A passion for teaching
Rebecca Alpert, CLA ’73, ’78, was honored by the university for her expertise in the classroom.
A physics major walks into a religion professor’s office.
That is not the setup to an elaborate joke—it’s the type of engaged, interdisciplinary learning inspired by 2016 Great Teacher Award winner Rebecca Alpert, CLA ’73, ’78.
At the start of the summer, Alpert, senior associate dean of the College of Liberal Arts and professor of religion, found herself mentoring the physics major in her office. As manager of the men’s basketball team, he had an opportunity to interview a few players, and was seeking advice from Alpert about how to turn that experience into an article for publication.
The student had taken Alpert’s religion and sports class—a course that grew out of her research on the topic. She was delighted that a science major had taken an interest in what he learned in the course and was applying those lessons to a personal project.
“That’s what’s fun about teaching,” Alpert said. “It’s so exciting to me that people can get out of their worlds and learn other things.”
A great teacher
For Alpert, teaching is not a selfish pursuit.
“It’s not about me,” she said, “it’s about what I can foster in my students.”
Her student-first approach in the classroom is just one of the reasons Alpert was honored with the Great Teacher Award. In addition to her expertise in the classroom, she’s amassed a solid portfolio of publications and research and has earned the respect of her colleagues and peers over the course of her career.
Ruth Ost, CLA ’90, ’94, senior director of the university honors program, spearheaded Alpert’s recommendation for the award.
“Rebecca creates a classroom atmosphere in which honest engagement with challenging topics is valued,” Ost said. “She exemplifies excellence and originality in teaching at Temple University.”
Her students agree.
Dan Turner, Class of 2018, was a student in Alpert’s popular Religion in Philadelphia course during the fall 2014 semester. “I came away with a new perspective on faith, practice and the formation and transformation of religion in the history of the City of Brotherly Love.” he said. “She directed the class in a way that applied the rich religious history of Philadelphia to the present day landscape of the city.”
A career of excellence
Alpert began her teaching career while she earned her PhD at Temple.
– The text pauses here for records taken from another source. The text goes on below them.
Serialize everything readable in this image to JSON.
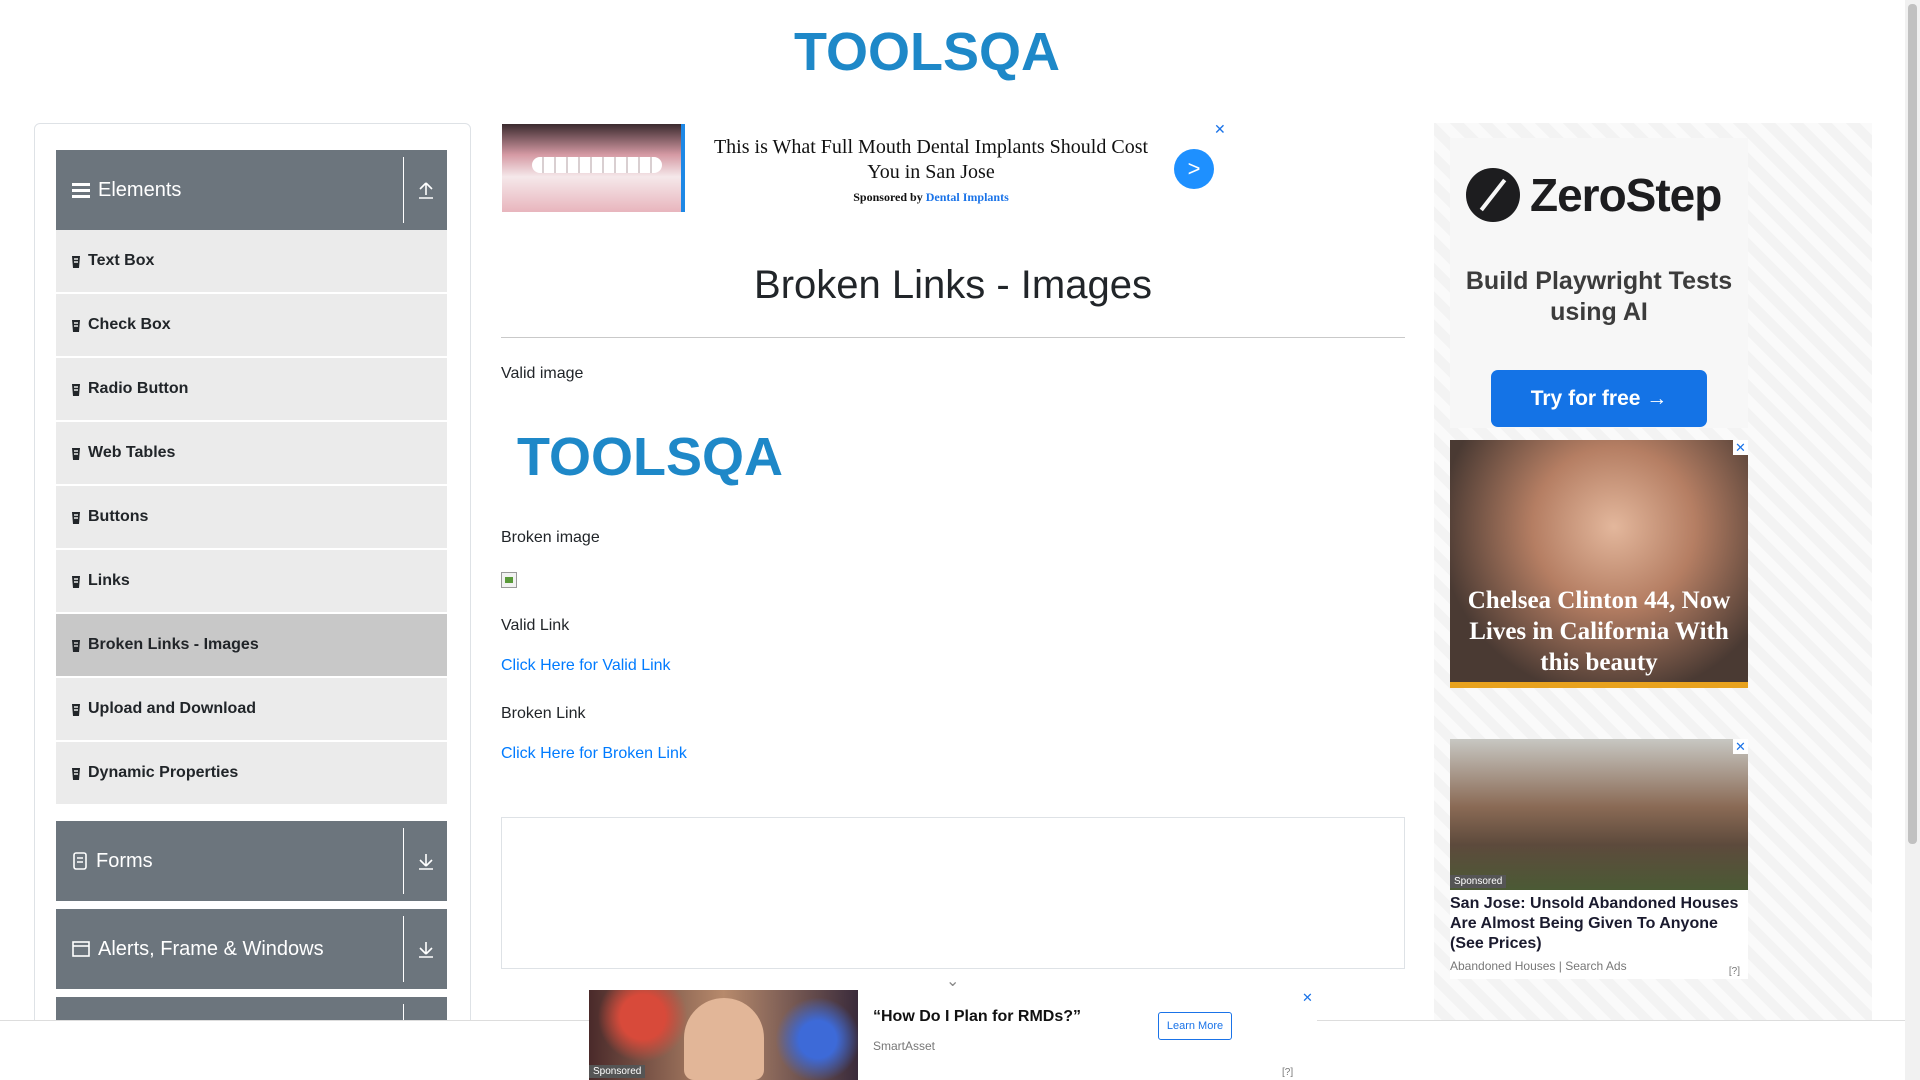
{
  "header": {
    "logo_alt": "TOOLSQA"
  },
  "sidebar": {
    "groups": [
      {
        "label": "Elements",
        "icon": "hamburger-icon",
        "expanded": true
      },
      {
        "label": "Forms",
        "icon": "form-icon",
        "expanded": false
      },
      {
        "label": "Alerts, Frame & Windows",
        "icon": "window-icon",
        "expanded": false
      }
    ],
    "items": [
      {
        "label": "Text Box"
      },
      {
        "label": "Check Box"
      },
      {
        "label": "Radio Button"
      },
      {
        "label": "Web Tables"
      },
      {
        "label": "Buttons"
      },
      {
        "label": "Links"
      },
      {
        "label": "Broken Links - Images",
        "active": true
      },
      {
        "label": "Upload and Download"
      },
      {
        "label": "Dynamic Properties"
      }
    ]
  },
  "ads": {
    "top": {
      "headline": "This is What Full Mouth Dental Implants Should Cost You in San Jose",
      "sponsored_prefix": "Sponsored by ",
      "sponsor": "Dental Implants",
      "arrow": ">",
      "close": "✕"
    },
    "zerostep": {
      "brand": "ZeroStep",
      "tagline": "Build Playwright Tests using AI",
      "cta": "Try for free →"
    },
    "chelsea": {
      "headline": "Chelsea Clinton 44, Now Lives in California With this beauty",
      "close": "✕"
    },
    "house": {
      "badge": "Sponsored",
      "headline": "San Jose: Unsold Abandoned Houses Are Almost Being Given To Anyone (See Prices)",
      "source": "Abandoned Houses | Search Ads",
      "info": "[?]",
      "close": "✕"
    },
    "bottom": {
      "badge": "Sponsored",
      "headline": "“How Do I Plan for RMDs?”",
      "source": "SmartAsset",
      "cta": "Learn More",
      "info": "[?]",
      "close": "✕"
    }
  },
  "main": {
    "title": "Broken Links - Images",
    "valid_image_label": "Valid image",
    "broken_image_label": "Broken image",
    "valid_link_label": "Valid Link",
    "valid_link_text": "Click Here for Valid Link",
    "broken_link_label": "Broken Link",
    "broken_link_text": "Click Here for Broken Link"
  },
  "colors": {
    "accent_blue": "#007bff",
    "sidebar_header": "#6c757d",
    "logo_blue": "#1e88c8",
    "logo_dark": "#3a3a3a"
  }
}
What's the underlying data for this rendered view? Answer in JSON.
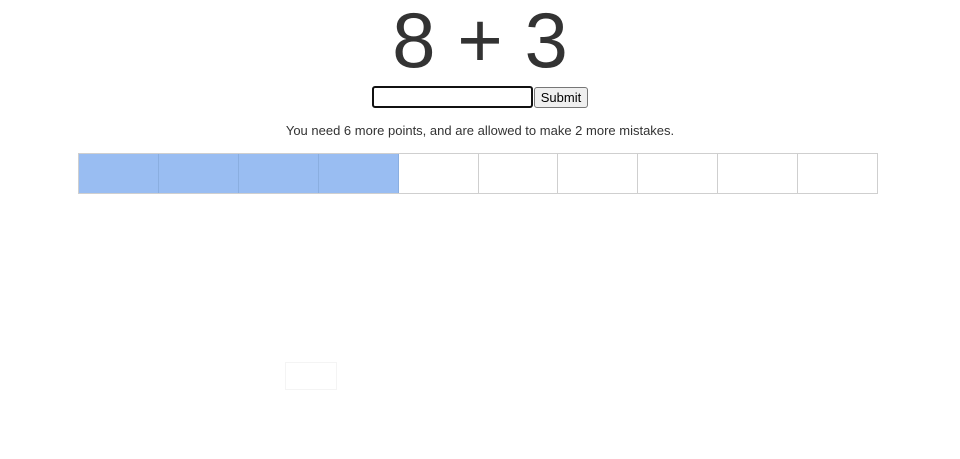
{
  "problem": {
    "text": "8 + 3"
  },
  "answer": {
    "value": "",
    "placeholder": ""
  },
  "submit_label": "Submit",
  "status": "You need 6 more points, and are allowed to make 2 more mistakes.",
  "progress": {
    "total_cells": 10,
    "filled_cells": 4,
    "fill_color": "#99bdf2"
  }
}
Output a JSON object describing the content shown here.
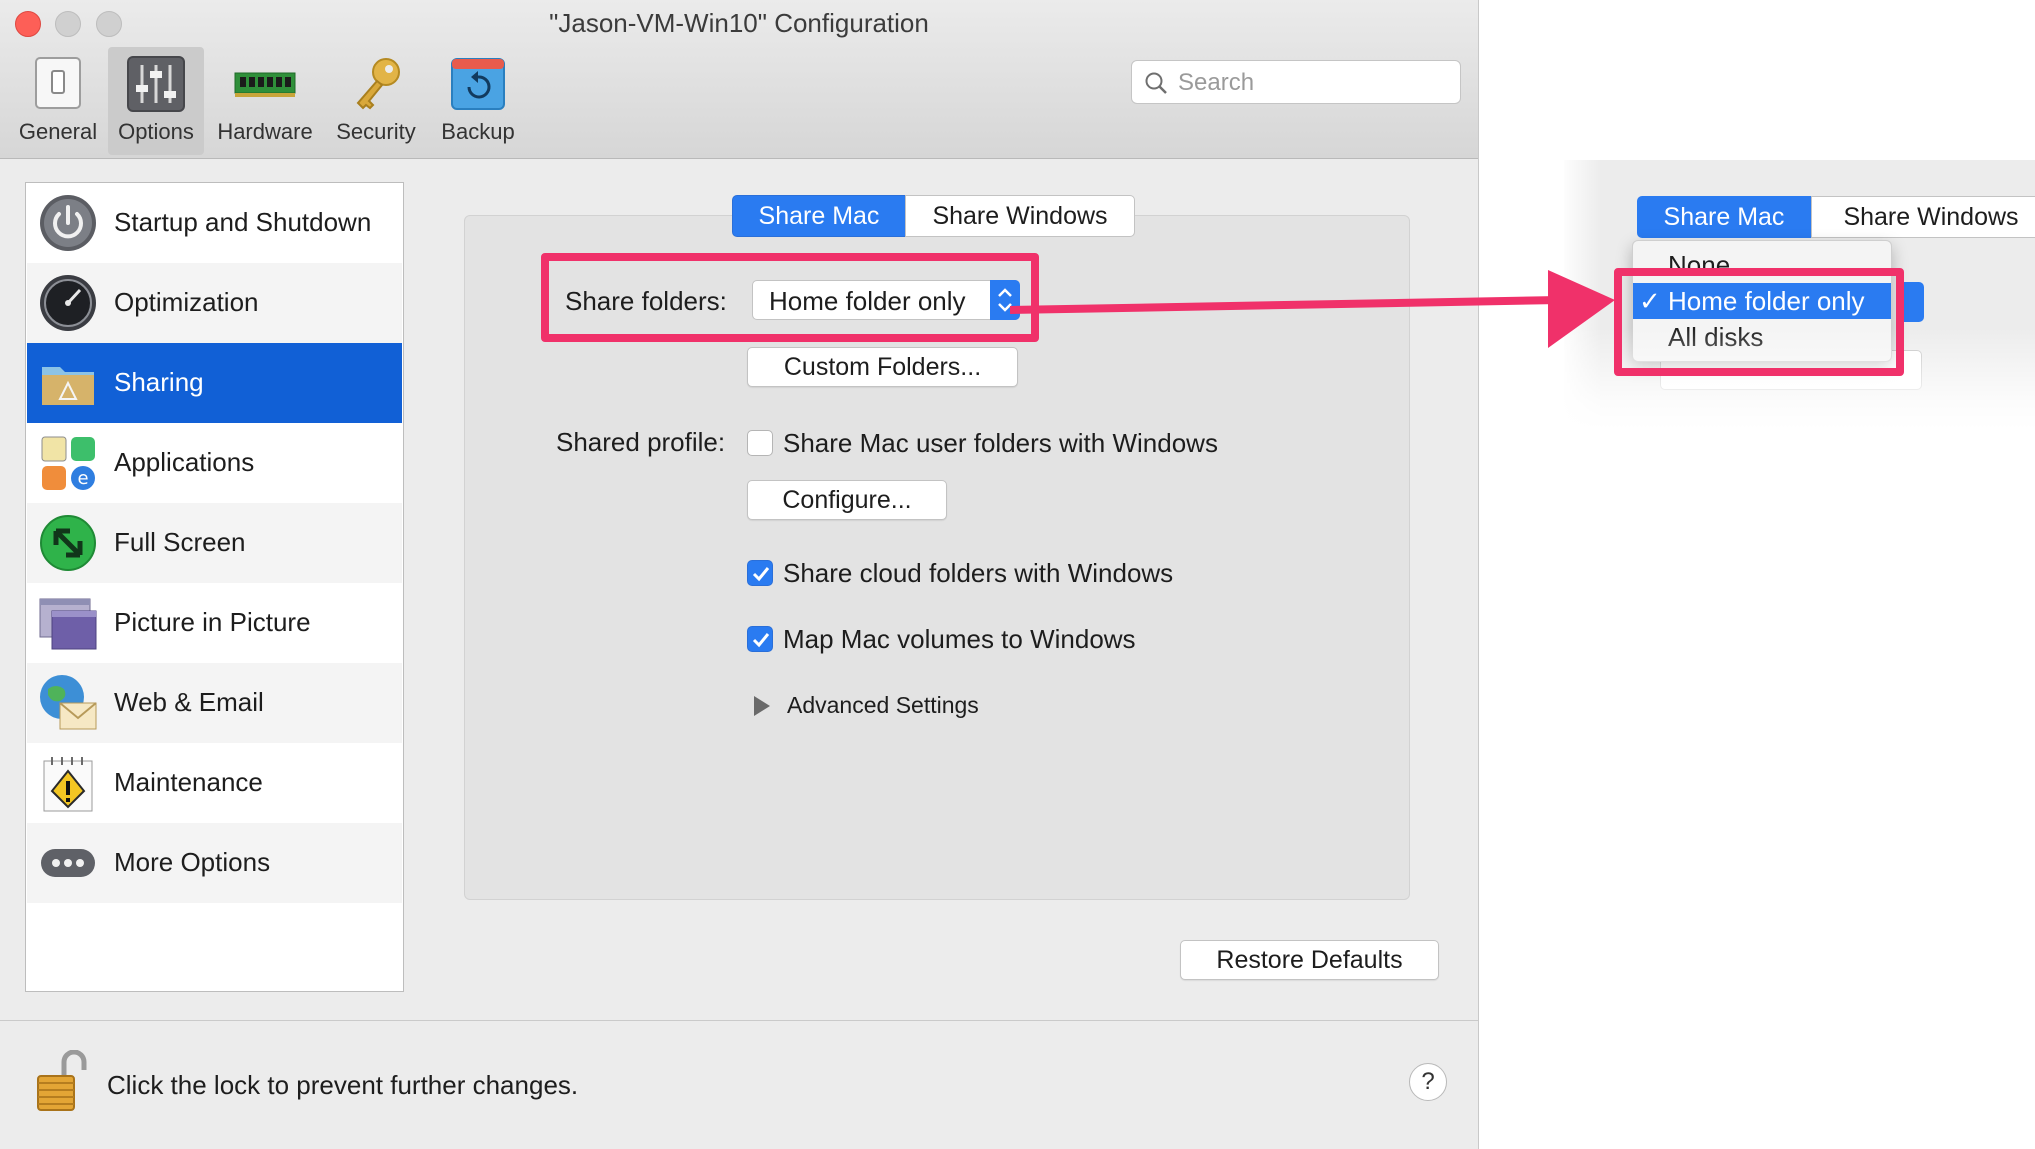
{
  "window": {
    "title": "\"Jason-VM-Win10\" Configuration"
  },
  "toolbar": {
    "items": [
      {
        "label": "General",
        "icon": "switch-icon"
      },
      {
        "label": "Options",
        "icon": "sliders-icon",
        "active": true
      },
      {
        "label": "Hardware",
        "icon": "memory-chip-icon"
      },
      {
        "label": "Security",
        "icon": "key-icon"
      },
      {
        "label": "Backup",
        "icon": "backup-icon"
      }
    ],
    "search_placeholder": "Search"
  },
  "sidebar": {
    "items": [
      {
        "label": "Startup and Shutdown",
        "icon": "power-icon"
      },
      {
        "label": "Optimization",
        "icon": "speedometer-icon"
      },
      {
        "label": "Sharing",
        "icon": "shared-folder-icon",
        "selected": true
      },
      {
        "label": "Applications",
        "icon": "applications-icon"
      },
      {
        "label": "Full Screen",
        "icon": "full-screen-icon"
      },
      {
        "label": "Picture in Picture",
        "icon": "picture-in-picture-icon"
      },
      {
        "label": "Web & Email",
        "icon": "web-email-icon"
      },
      {
        "label": "Maintenance",
        "icon": "maintenance-icon"
      },
      {
        "label": "More Options",
        "icon": "more-options-icon"
      }
    ],
    "selected_color": "#1160d6"
  },
  "sharing": {
    "tabs": [
      {
        "label": "Share Mac",
        "active": true
      },
      {
        "label": "Share Windows",
        "active": false
      }
    ],
    "share_folders_label": "Share folders:",
    "share_folders_value": "Home folder only",
    "custom_folders_button": "Custom Folders...",
    "shared_profile_label": "Shared profile:",
    "share_user_folders_label": "Share Mac user folders with Windows",
    "share_user_folders_checked": false,
    "configure_button": "Configure...",
    "share_cloud_label": "Share cloud folders with Windows",
    "share_cloud_checked": true,
    "map_volumes_label": "Map Mac volumes to Windows",
    "map_volumes_checked": true,
    "advanced_settings_label": "Advanced Settings",
    "restore_defaults_button": "Restore Defaults"
  },
  "status": {
    "lock_text": "Click the lock to prevent further changes.",
    "help_label": "?"
  },
  "zoom_inset": {
    "tabs": [
      {
        "label": "Share Mac"
      },
      {
        "label": "Share Windows"
      }
    ],
    "menu_items": [
      {
        "label": "None",
        "checked": false
      },
      {
        "label": "Home folder only",
        "checked": true
      },
      {
        "label": "All disks",
        "checked": false
      }
    ],
    "checkmark": "✓"
  },
  "colors": {
    "accent": "#2a7bf1",
    "annotation": "#f0316a"
  }
}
Her first experience in the classroom was a trial-by-fire teacher assistantship—and she’s continued to hone her craft to be an effective instructor. She has also dedicated herself to ensuring that graduate students at Temple take pedagogical coursework to better prepare them to lead a classroom.
“I wanted to make sure that all of the graduate students got what I didn’t get when I was a graduate student, which was an education about teaching,” she said.
“I love teaching that course,” she added.
The course was influential in the development of the universitywide Provost’s Teaching Academy, which is a faculty development program centered on topics such as human learning and teaching methods that promote engagement and collaboration.
Her work on Temple’s campus has been recognized with numerous awards. In addition to the Great Teacher Award, she has received a Christian R. and Mary F. Lindback Distinguished Teaching Award, the College of Liberal Arts Distinguished Teaching Award and the Stauffer Award for Outstanding Faculty Service.
But for Alpert, the awards are secondary to making an impact in the classroom.
“I think of teaching as a helping profession,” she said.
And through her approach to education, Alpert has made a career of helping her students be their best.